I had been reflecting in the brief interval between my wife’s first and second replies that, in the happy event of our imitating Rogers’s example from this time forth and forever more, I should be able to lay up over five thousand dollars a year, and that five thousand dollars a year saved for ten years would be fifty thousand dollars—a very neat little financial nest egg. But Barbara’s second reply upset my calculation utterly, and threw the responsibility of failure on me into the bargain.
“Mr. Rogers is the salt of the earth, a highly respectable man and, if I am not mistaken, the deacon of a church,” I remarked not altogether relevantly. “Why should we spend four times as many thousand dollars a year as he?”
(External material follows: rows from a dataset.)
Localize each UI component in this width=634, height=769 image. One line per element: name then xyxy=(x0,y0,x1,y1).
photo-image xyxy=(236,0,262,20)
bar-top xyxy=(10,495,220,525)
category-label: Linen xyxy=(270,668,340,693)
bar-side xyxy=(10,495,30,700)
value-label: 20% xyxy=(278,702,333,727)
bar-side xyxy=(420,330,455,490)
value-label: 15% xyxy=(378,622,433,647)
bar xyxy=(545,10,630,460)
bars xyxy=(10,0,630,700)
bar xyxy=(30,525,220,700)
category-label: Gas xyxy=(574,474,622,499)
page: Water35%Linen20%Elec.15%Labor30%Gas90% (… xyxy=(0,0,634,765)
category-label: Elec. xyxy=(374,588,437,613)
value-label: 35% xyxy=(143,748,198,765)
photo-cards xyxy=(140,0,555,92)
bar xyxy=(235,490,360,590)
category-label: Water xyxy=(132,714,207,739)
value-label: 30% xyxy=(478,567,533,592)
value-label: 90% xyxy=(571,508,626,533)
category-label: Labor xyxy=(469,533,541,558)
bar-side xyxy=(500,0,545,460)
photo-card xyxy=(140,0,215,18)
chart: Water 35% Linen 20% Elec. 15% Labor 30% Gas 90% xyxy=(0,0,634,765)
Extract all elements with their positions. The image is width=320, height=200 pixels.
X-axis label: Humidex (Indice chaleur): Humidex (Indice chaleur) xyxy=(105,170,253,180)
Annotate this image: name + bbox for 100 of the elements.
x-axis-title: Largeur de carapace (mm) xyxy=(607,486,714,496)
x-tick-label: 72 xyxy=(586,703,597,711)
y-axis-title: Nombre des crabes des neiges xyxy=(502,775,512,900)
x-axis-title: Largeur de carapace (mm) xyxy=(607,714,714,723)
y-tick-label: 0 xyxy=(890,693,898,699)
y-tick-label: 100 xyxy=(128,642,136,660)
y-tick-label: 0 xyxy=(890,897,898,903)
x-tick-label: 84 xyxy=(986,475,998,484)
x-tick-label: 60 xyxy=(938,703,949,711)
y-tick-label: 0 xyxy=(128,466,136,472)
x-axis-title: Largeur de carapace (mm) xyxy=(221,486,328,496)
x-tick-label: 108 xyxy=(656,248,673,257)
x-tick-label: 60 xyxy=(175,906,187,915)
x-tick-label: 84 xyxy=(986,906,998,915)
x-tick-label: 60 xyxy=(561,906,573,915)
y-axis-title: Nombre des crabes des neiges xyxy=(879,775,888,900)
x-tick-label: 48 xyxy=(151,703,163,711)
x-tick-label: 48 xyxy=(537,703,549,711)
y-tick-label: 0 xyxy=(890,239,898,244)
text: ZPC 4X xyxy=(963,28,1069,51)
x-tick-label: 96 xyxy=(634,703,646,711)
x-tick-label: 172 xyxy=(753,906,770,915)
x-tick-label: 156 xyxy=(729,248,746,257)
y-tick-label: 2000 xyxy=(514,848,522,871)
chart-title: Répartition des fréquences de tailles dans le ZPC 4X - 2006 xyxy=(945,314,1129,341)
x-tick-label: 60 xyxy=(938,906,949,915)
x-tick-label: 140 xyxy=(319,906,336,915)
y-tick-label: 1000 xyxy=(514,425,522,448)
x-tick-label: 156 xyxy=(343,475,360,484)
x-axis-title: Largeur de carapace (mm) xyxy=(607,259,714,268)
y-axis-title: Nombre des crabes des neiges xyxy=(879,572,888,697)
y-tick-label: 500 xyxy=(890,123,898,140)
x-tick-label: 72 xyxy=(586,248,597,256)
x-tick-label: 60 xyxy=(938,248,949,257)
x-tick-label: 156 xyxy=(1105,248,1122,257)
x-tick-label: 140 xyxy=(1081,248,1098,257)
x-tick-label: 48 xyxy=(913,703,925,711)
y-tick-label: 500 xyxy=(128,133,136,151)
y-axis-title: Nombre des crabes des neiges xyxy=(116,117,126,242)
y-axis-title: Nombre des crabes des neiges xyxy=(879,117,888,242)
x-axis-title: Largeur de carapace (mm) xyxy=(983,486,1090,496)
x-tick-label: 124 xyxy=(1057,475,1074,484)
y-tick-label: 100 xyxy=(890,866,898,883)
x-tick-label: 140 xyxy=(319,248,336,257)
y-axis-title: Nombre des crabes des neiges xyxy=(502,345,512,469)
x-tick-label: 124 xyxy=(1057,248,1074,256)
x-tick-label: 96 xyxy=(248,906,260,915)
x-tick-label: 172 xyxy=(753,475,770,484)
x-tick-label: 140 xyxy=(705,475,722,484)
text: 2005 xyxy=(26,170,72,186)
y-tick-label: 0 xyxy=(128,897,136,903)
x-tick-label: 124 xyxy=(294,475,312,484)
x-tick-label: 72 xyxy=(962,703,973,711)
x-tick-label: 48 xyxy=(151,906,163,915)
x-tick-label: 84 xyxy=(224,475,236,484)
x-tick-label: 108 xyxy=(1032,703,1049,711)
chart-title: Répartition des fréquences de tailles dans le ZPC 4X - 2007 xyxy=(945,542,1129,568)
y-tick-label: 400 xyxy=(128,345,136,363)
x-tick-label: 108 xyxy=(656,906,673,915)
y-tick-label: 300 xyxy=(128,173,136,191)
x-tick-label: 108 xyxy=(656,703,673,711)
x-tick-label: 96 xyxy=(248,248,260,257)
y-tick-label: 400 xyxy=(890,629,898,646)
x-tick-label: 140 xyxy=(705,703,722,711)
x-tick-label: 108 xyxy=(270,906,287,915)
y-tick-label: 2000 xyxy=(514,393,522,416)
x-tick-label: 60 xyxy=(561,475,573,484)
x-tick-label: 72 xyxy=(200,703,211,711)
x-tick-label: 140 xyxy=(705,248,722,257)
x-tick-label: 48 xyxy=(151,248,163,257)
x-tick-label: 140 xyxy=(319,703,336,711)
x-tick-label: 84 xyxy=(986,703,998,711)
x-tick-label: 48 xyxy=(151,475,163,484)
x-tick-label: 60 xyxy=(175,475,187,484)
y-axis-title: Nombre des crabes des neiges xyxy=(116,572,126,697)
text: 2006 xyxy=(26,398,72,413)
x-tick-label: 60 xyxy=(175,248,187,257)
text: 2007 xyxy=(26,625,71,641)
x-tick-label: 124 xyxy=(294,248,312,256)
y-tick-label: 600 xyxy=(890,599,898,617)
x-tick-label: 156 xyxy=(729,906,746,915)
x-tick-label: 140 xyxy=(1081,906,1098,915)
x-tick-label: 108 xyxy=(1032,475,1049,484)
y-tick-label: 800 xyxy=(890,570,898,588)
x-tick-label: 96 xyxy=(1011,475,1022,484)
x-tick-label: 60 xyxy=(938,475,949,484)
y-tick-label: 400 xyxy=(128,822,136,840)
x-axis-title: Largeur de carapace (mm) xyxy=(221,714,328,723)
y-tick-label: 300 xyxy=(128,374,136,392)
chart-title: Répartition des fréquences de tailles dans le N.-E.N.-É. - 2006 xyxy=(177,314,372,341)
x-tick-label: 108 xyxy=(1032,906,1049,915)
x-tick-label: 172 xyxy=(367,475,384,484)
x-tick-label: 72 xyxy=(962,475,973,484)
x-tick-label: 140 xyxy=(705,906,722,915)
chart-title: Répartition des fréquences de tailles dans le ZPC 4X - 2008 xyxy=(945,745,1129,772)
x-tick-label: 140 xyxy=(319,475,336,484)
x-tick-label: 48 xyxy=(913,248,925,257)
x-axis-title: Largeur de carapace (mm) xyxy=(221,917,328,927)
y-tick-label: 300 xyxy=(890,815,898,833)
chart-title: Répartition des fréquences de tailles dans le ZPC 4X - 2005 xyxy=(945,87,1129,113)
“I wonder,” answered my wife, “if you really do appreciate how your friend Mr. Rogers lives. I am quite aware that you are talking now for effect—talking through your hat as the children say—because it’s the first of the month and you’re annoyed that the bills are worse than ever, and I understand that you don’t for one moment seriously entertain the hope that our establishment can be conducted on the same basis as his. But I should just like to explain to you for once how people who have only twenty-two hundred dollars a year and are the salt of the earth do live, if only to convince you that the sooner we stop comparing ourselves with them the better. I say ‘we’ because in my moments of depression over the household expenses I catch myself doing the same thing. Our butcher’s bill for this month is huge, and when you came in I was in the throes of despair over a letter in the newspaper from a woman who contends that a good housekeeper in modest circumstances can provide an excellent dinner for her family of six persons, including soup, fish, an entrée, meat, pudding, dessert, and coffee, for fifty-three cents. And she gives the dinner, which at first sight takes one’s breath away. But after you prune it of celery, parsley, salted peanuts, raisins, red cabbage, salad, and cheese, all there is left is bean-soup, cod sounds, fried liver, hot gingerbread, and apples.”
“I should dine down town, if you set such repasts before me,” I answered.
“Yes,” said Barbara. “And there is a very good point of departure for illustrating the domestic economies of the Rogers family. Mr. Rogers does dine down town. Not to avoid the fried liver and cod sounds, for probably he is partial to them, but because it is cheaper. When you take what you call your luncheon, and which is apt to include as much as he eats in the entire course of the day, Mr. Rogers dines; dines at a restaurant where he can get a modest meal for from fifteen to twenty-five cents. Sometimes it is pea-soup and a piece of squash-pie. The next day perhaps a mutton-stew and a slice of watermelon, or boiled beef and an éclair. Mrs. Rogers and the children have a pick-up dinner at home, which lasts them very well until night, when they and Rogers sit down to browned-hash mutton and a head of lettuce, or honey-comb tripe and corn-cake, and apple-sauce to wind up with.”